First up: a cheese pairing. The Jura is also home to Comté. The rich flavor of Comté complemented the wine as they seemed equally intense in their fruity, nutty, yeasty, and spicy notes.

Then I found a regional dish that's a rustic cream tart. And since wild mushrooms abound in the Jura, I decided to make a Toétché and top it with crisped mushrooms. I only found a recipe in French, but my French is not so rusty that I couldn't bungle through. Also, I needed to make mine gluten-free so my husband could indulge. So, this is definitely not a traditional Toétché. But it was delicious and a great match for the wine.


  • 2 C gluten-free flour
  • 2 t active drive yeast
  • 3/4 C whole milk
  • 1-1/2 T butter
  • 1 egg, room temperature
  • 1/2 t sea salt
  • 1-1/2 C heavy whipping cream
  • 1 egg
  • 1 to 2 t fresh thyme leaves
  • freshly ground salt
  • freshly ground pepper
  • 2 C mushrooms (I used chanterelles, trumpets, and maitakes)
  • 1 T butter
  • freshly ground pepper
  • freshly ground salt

Preheat oven to 425 degrees F.

Melt the butter in the milk until slightly more than warm to the touch. Sprinkle the yeast on the top and let bloom for 5 minutes. Mix in the remaining ingredients with a wooden spoon. Cover with a cloth and let rise from 45 to 60 minutes.
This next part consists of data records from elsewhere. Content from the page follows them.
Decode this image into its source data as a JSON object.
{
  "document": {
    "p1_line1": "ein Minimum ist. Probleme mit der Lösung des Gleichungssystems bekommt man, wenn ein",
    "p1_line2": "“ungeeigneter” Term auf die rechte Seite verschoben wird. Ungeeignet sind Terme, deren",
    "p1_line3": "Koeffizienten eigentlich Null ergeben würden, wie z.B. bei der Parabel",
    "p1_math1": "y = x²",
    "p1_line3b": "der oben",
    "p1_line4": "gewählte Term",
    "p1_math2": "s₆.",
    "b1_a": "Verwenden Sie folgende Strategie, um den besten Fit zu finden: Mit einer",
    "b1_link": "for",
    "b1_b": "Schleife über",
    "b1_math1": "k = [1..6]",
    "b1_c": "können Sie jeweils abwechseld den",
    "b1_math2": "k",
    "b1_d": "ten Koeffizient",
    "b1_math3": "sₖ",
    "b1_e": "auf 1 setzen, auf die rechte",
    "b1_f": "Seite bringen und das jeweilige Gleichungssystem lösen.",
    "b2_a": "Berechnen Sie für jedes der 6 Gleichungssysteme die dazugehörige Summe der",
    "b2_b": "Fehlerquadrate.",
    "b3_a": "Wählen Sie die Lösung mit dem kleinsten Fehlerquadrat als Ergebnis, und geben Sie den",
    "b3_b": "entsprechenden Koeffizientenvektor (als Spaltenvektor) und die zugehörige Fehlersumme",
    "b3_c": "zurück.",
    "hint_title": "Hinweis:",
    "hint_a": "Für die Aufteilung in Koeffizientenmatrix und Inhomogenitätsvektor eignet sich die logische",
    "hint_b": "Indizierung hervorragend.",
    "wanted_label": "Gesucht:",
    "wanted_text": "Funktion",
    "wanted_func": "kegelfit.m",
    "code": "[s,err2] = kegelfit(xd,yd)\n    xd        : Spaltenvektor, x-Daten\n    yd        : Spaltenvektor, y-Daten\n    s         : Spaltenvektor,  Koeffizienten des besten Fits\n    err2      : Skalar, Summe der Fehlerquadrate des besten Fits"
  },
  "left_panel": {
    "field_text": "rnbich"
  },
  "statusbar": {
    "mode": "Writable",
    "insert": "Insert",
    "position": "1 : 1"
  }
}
After the dough has risen, press the dough into the bottom and up the sides of a tart pan with a removable base. Parbake the crust for 5 to 7 minutes - just so that it's no longer sticky at the bottom.

While the crust parbakes, whisk together the filling ingredients. Return the tart to the oven and bake for an additional 20 minutes.

While the tart bakes, make the topping. Melt butter in a large, flat-bottom pan. When the butter begins to brown, lay your mushrooms in the pan. Make sure that you can see the bottom between the mushrooms and that the mushrooms aren't touching.

Let the mushrooms brown and crisp. Flip the mushrooms and crisp them on the other side. Only after they are crisp should you season them. Adding salt when they are cooking will lead to soggy mushrooms. Season to taste with salt and pepper.

To Serve
Let the tart cool for at least 10 minutes before remove the sides of the tart pan. Spread the crisped mushrooms over the top and serve in generous wedges.


  1. That looks fabulous! A good excuse for me to buy some of the lovely mushrooms that are around right now.

  2. The Vin Jaune sounds interesting. And the Toétché looks fantastic!

  3. I missed joining you all this month. I couldn't find the wine anywhere and I was too busy with the move to spend much time searching. Hope to join in again next month. Your pairing looks wonderful, Cam.